C1/2 fixationProcedure      

Fusion of the first two vertebrae of the spine (atlas and axis or C1 and C2).  There are different techniques. The first technique was published in the …. and  used a bone graft taken from the hiwhich was placed between the posterior arch of C1 and the spinous process of C2. This was secured in place with a wire or cable. The disadvantage is that the spinal cord cannot be decompressed at the same time because the piece of bone which is usually removed to decompress the cord is necessary to keep the graft in place. However, for many years this was the treatment of choice (and only one available). Nowadays, this technique has been largely replaced.More recent techniques are transarticular screw fixation and direct C1 lateral mass –C2 pedicle screw fixation (so-called Harms fusion).

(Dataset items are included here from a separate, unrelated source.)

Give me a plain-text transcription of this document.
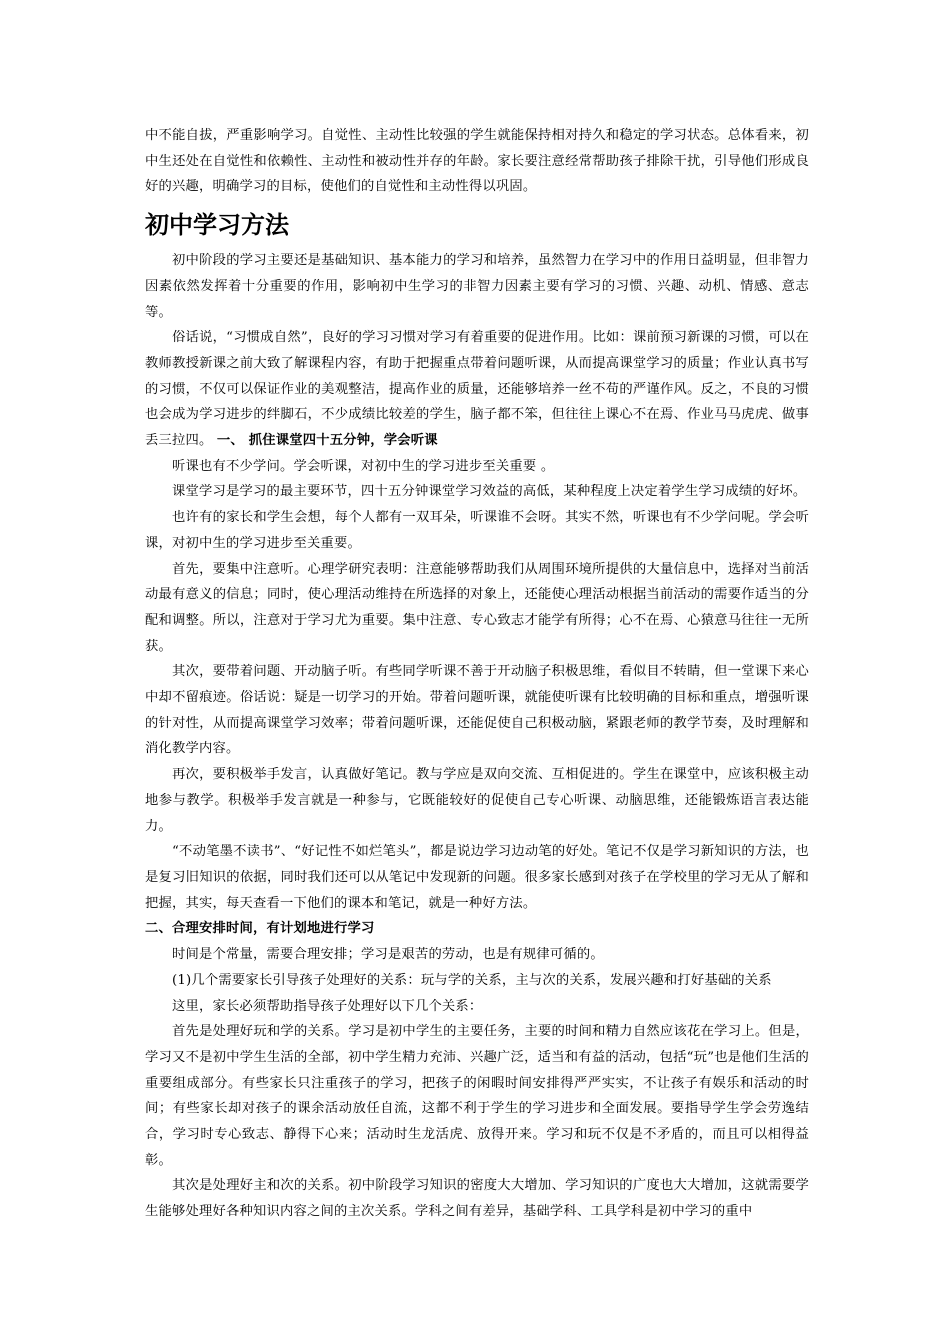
中不能自拔，严重影响学习。自觉性、主动性比较强的学生就能保持相对持久和稳定的学习状态。总体看来，初中生还处在自觉性和依赖性、主动性和被动性并存的年龄。家长要注意经常帮助孩子排除干扰，引导他们形成良好的兴趣，明确学习的目标，使他们的自觉性和主动性得以巩固。

初中学习方法

初中阶段的学习主要还是基础知识、基本能力的学习和培养，虽然智力在学习中的作用日益明显，但非智力因素依然发挥着十分重要的作用，影响初中生学习的非智力因素主要有学习的习惯、兴趣、动机、情感、意志等。

俗话说，“习惯成自然”，良好的学习习惯对学习有着重要的促进作用。比如：课前预习新课的习惯，可以在教师教授新课之前大致了解课程内容，有助于把握重点带着问题听课，从而提高课堂学习的质量；作业认真书写的习惯，不仅可以保证作业的美观整洁，提高作业的质量，还能够培养一丝不苟的严谨作风。反之，不良的习惯也会成为学习进步的绊脚石，不少成绩比较差的学生，脑子都不笨，但往往上课心不在焉、作业马马虎虎、做事丢三拉四。 一、 抓住课堂四十五分钟，学会听课

听课也有不少学问。学会听课，对初中生的学习进步至关重要 。

课堂学习是学习的最主要环节，四十五分钟课堂学习效益的高低，某种程度上决定着学生学习成绩的好坏。

也许有的家长和学生会想，每个人都有一双耳朵，听课谁不会呀。其实不然，听课也有不少学问呢。学会听课，对初中生的学习进步至关重要。

首先，要集中注意听。心理学研究表明：注意能够帮助我们从周围环境所提供的大量信息中，选择对当前活动最有意义的信息；同时，使心理活动维持在所选择的对象上，还能使心理活动根据当前活动的需要作适当的分配和调整。所以，注意对于学习尤为重要。集中注意、专心致志才能学有所得；心不在焉、心猿意马往往一无所获。

其次，要带着问题、开动脑子听。有些同学听课不善于开动脑子积极思维，看似目不转睛，但一堂课下来心中却不留痕迹。俗话说：疑是一切学习的开始。带着问题听课，就能使听课有比较明确的目标和重点，增强听课的针对性，从而提高课堂学习效率；带着问题听课，还能促使自己积极动脑，紧跟老师的教学节奏，及时理解和消化教学内容。

再次，要积极举手发言，认真做好笔记。教与学应是双向交流、互相促进的。学生在课堂中，应该积极主动地参与教学。积极举手发言就是一种参与，它既能较好的促使自己专心听课、动脑思维，还能锻炼语言表达能力。

“不动笔墨不读书”、“好记性不如烂笔头”，都是说边学习边动笔的好处。笔记不仅是学习新知识的方法，也是复习旧知识的依据，同时我们还可以从笔记中发现新的问题。很多家长感到对孩子在学校里的学习无从了解和把握，其实，每天查看一下他们的课本和笔记，就是一种好方法。

二、合理安排时间，有计划地进行学习

时间是个常量，需要合理安排；学习是艰苦的劳动，也是有规律可循的。

(1)几个需要家长引导孩子处理好的关系：玩与学的关系，主与次的关系，发展兴趣和打好基础的关系

这里，家长必须帮助指导孩子处理好以下几个关系：

首先是处理好玩和学的关系。学习是初中学生的主要任务，主要的时间和精力自然应该花在学习上。但是，学习又不是初中学生生活的全部，初中学生精力充沛、兴趣广泛，适当和有益的活动，包括“玩”也是他们生活的重要组成部分。有些家长只注重孩子的学习，把孩子的闲暇时间安排得严严实实，不让孩子有娱乐和活动的时间；有些家长却对孩子的课余活动放任自流，这都不利于学生的学习进步和全面发展。要指导学生学会劳逸结合，学习时专心致志、静得下心来；活动时生龙活虎、放得开来。学习和玩不仅是不矛盾的，而且可以相得益彰。

其次是处理好主和次的关系。初中阶段学习知识的密度大大增加、学习知识的广度也大大增加，这就需要学生能够处理好各种知识内容之间的主次关系。学科之间有差异，基础学科、工具学科是初中学习的重中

These techniques allow direct fusion if C1 and C2 and decompression can be done at the same time. These are, however, demanding techniques and the National Institute for Clinical Excellence in the U.K. (NICE) has issued guidelines for this.

Indication      

C1/2 fixation, Atlanto-axial subluxation / instability (i.e. rheumatoid arthritis), C1/C2 instability following fractures, tumours or infection (TB)

Risks      

Infection, bleeding, CSF leak, neurological damage including paralysis, stroke, no improvement of symptoms, death in cases of cervical cord injuries or injury of the vertebral arteries which supply the brain stem, failure of inserted metal work requiring further surgery. The very serious risks are small in experienced hands but nevertheless real.

Hospital stay

2-3 days after operation in majority of cases.

Anaesthesia  

Always general anaesthesia

Recovery       

The neck might feel sore for a short time. A collar is not routinely necessary if x-rays after the operation are satisfactory.

Commonly asked questions

How much will the operation effect my neck movements?
It is important to know that fusing C1 and C2 will lead to a significant reduction in the ability to rotate the head and look to the sides. This is because most of the rotation movement in the neck is between these two vertebrae. Bending the neck forwards and backwards is, however, little effected because this movement largely happens between the skull and C1.